Mantras are perhaps the most important tools for clearing and cleansing the mind. Mantra helps break up our unconscious and subconscious thought and desire patterns which keep us in bondage to past conditioning. If we observe ourselves we see that all day long there is a background chatter in the mind. It may be the repetition of some song we have heard on the radio, it may be a rehashing of some experience we have just had, an insult or argument for example, or a consideration of what we about to do, but all the time this background noise is going on. It forms the field of our thoughts and serves to drain away our energy of attention.

It is usually not possible for us to directly silence the mind. Our mind is too divided and we have too many unresolved conflicts. It is, however, always within our power to chant a mantra. If we do this regularly, above all, if it becomes our primary mental activity, it gradually replaces this background noise of the mind. Instead of hearing an old song or childhood experience reverberating behind our surface mind, we hear the mantra; Om, Ram, Hare Krishna or whatever it may be. Our subconscious is restructured by the energy of the mantra and ceases to resist the intentions of our conscious mind to meditate. This is the right use of the mantra.

Rightly employed mantras can be used to clear negative emotions from the mind. The mantra Hum, for example, eliminates fear. The mantra Ram gives peace.

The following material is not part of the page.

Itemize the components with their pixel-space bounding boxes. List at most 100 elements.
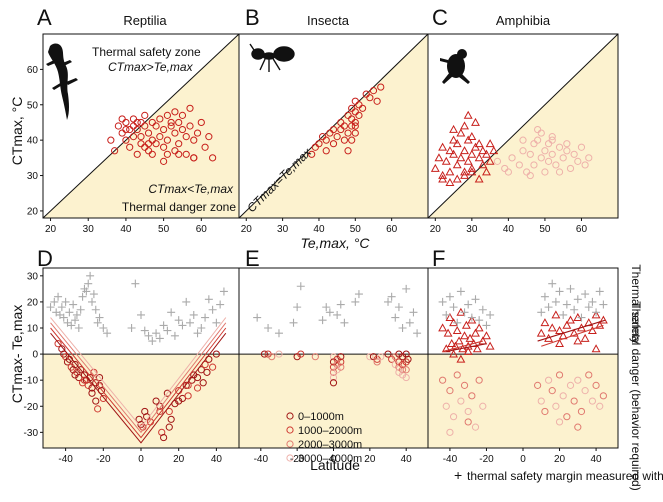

Hence, mantra is also an important part of Yoga psychology. It is the main Yogic tool for deconditioning the mind. It does not require any elaborate Psychoanalysis but only an ongoing practice. Through it we can change the structure of the mind that allows psychological problems to exist in the first place. In this way we change the nature of the mind rather than merely analyse it (which does not have the power to fundamentally change it anyway). As long as our thoughts are not mantric we are bound to have some emotional problems in life. The solution is not to study our emotions but to practice the mantra. It is the personal or egoistic energisation of the mind which causes mental suffering. The spiritual energisation of the mind through mantra is the antidote.

Mantra thus leads us to meditation and silence. It is not an end in itself to repeat a sound. Hence, we should remain open after our repetition of the mantra to that stillness of mind and learn to dwell in it. This is where the Om vibration leads us. The sound of the waves merges us back into the silent depths of the ocean.